The Court finds that Mr. Lewis has failed to sufficiently allege that Chase was a debt collector under the FDCPA and that amendment, which Mr. Lewis has not sought, would be futile. Thus, the Court will dismiss Mr. Lewis' sixth claim for relief against Chase with prejudice.
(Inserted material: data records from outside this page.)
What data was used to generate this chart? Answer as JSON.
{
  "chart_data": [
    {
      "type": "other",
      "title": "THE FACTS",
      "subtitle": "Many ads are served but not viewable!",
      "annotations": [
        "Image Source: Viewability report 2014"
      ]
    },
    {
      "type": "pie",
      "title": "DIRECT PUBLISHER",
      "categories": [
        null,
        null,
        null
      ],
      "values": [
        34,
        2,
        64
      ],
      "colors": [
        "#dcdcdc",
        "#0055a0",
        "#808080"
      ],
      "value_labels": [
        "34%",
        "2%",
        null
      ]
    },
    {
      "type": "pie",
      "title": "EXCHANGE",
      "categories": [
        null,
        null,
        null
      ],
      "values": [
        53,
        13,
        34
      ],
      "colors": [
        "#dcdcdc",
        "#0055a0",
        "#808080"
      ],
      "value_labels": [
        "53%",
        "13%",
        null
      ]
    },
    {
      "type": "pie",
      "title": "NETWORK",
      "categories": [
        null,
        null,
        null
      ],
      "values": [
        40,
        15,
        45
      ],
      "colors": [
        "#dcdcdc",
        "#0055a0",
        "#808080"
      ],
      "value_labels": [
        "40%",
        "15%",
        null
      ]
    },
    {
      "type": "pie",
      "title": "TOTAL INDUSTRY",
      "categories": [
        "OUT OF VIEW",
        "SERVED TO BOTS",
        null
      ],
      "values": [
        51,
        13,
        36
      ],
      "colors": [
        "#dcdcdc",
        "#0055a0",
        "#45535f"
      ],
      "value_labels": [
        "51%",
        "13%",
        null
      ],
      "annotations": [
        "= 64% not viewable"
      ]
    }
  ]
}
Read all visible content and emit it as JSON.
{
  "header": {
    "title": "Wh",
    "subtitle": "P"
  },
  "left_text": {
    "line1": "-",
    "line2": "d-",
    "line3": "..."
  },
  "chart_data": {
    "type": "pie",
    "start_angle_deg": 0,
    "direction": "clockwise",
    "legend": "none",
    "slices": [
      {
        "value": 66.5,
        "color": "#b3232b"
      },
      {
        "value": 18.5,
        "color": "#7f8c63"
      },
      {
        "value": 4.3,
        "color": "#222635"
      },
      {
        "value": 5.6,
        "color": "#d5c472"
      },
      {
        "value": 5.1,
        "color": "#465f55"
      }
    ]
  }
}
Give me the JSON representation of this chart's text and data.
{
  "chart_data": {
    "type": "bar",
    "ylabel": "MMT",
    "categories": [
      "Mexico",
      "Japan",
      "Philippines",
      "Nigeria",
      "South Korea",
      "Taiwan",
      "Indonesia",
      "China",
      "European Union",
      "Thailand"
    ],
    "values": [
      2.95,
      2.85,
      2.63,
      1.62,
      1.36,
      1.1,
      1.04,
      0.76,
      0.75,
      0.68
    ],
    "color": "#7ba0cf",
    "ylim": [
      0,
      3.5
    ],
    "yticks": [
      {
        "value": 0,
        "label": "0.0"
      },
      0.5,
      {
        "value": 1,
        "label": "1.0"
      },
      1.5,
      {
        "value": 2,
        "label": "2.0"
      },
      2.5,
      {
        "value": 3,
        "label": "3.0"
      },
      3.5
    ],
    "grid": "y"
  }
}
With respect to Mr. Lewis' sixth claim for relief against the Castle defendants, the Recommendation concluded that Mr. Lewis' claims for violation of 12 U.S.C. § 1692e and § 1692f should be dismissed with prejudice and Mr. Lewis' claim for violation of § 1692g be dismissed without prejudice. Docket No. 90 at 25. Mr. Lewis does not object to the Recommendation's conclusion on this point. The Court finds no error with this aspect of the Recommendation.

C. State Law Claims

The Recommendation concluded that Mr. Lewis' remaining state law claims for intentional and negligent misrepresentation and violations of the CFDCPA be dismissed without prejudice for lack of subject matter jurisdiction. Docket No. 90 at 25-26. Where the subject matter jurisdiction was based upon 28 U.S.C. § 1331 and § 1367, the Recommendation found no basis to exercise supplemental jurisdiction over Mr. Lewis' state law claims. Id. Mr. Lewis does not object to this aspect of the Recommendation and his complaint does not allege the existence of diversity jurisdiction under § 1332. In the Tenth Circuit, when "the district court has dismissed all claims over which it has original jurisdiction, " 28 U.S.C. § 1367(c)(3), courts must dismiss pendent state law claims without prejudice "absent compelling reasons to the contrary.'" Brooks v. Gaenzle, 614 F.3d 1213, 1230 (10th Cir. 2010) (quoting Ball v. Renner, 54 F.3d 664, 669 (10th Cir. 1995) (reversing the district court's grant of summary judgment on state law claims); Endris v. Sheridan Cnty. Police Dep't, 415 F.App'x 34, 36 (10th Cir. 2011) ("any state-law claims for assault and battery or mental and emotional injury were inappropriate subjects for the exercise of pendent jurisdiction where all federal claims had been dismissed"). But see Henderson v. Nat'l R.R. Passenger Corp., 412 F.App'x 74, 79 (10th Cir. 2011) (unpublished) (finding no abuse of discretion in trial court's decision to retain jurisdiction over state law claims after plaintiff voluntarily dismissed claims arising under federal law). Thus, where Mr. Lewis' federal law claims have been dismissed, the Court finds no compelling reason to exercise supplemental jurisdiction over Mr. Lewis' state law claims.

II. CONCLUSION

For the foregoing reasons, it is

ORDERED that the Recommendation of Magistrate Judge [Docket No. 90] is ACCEPTED. It is further

ORDERED that Castle's Motion to Dismiss for Failure to State a Claim [Docket No. 31] is GRANTED in part and DENIED in part. It is further

ORDERED that Defendant JPMorgan Chase Bank, N.A.'s Motion to Dismiss Complaint for Damages, Injunctive Relief and Jury Demand Pursuant to Fed.R.Civ.P. 12(b)(6) (Docket No. 1) [Docket No. 60] is GRANTED in part and DENIED in part. It is further

ORDERED that plaintiff's second and fourth claims for relief are DISMISSED with prejudice. It is further

ORDERED that plaintiff's fifth claim for relief for violation of the FDCPA is DISMISSED with prejudice. It is further

ORDERED that plaintiff's sixth claim for relief for violation of the FDCPA by defendant Chase is DISMISSED with prejudice. It is further

ORDERED that plaintiff's sixth claim for relief for violation of § 1692e and § 1692f of the FDCPA against the Castle defendants is DISMISSED with prejudice. It is further

ORDERED that plaintiff's sixth claim for relief for violation of § 1692g of the FDCPA against the Castle defendants is DISMISSED without prejudice. It is further

ORDERED that plaintiff's state law claims are DISMISSED without prejudice. It is further

ORDERED that this case is dismissed in its entirety.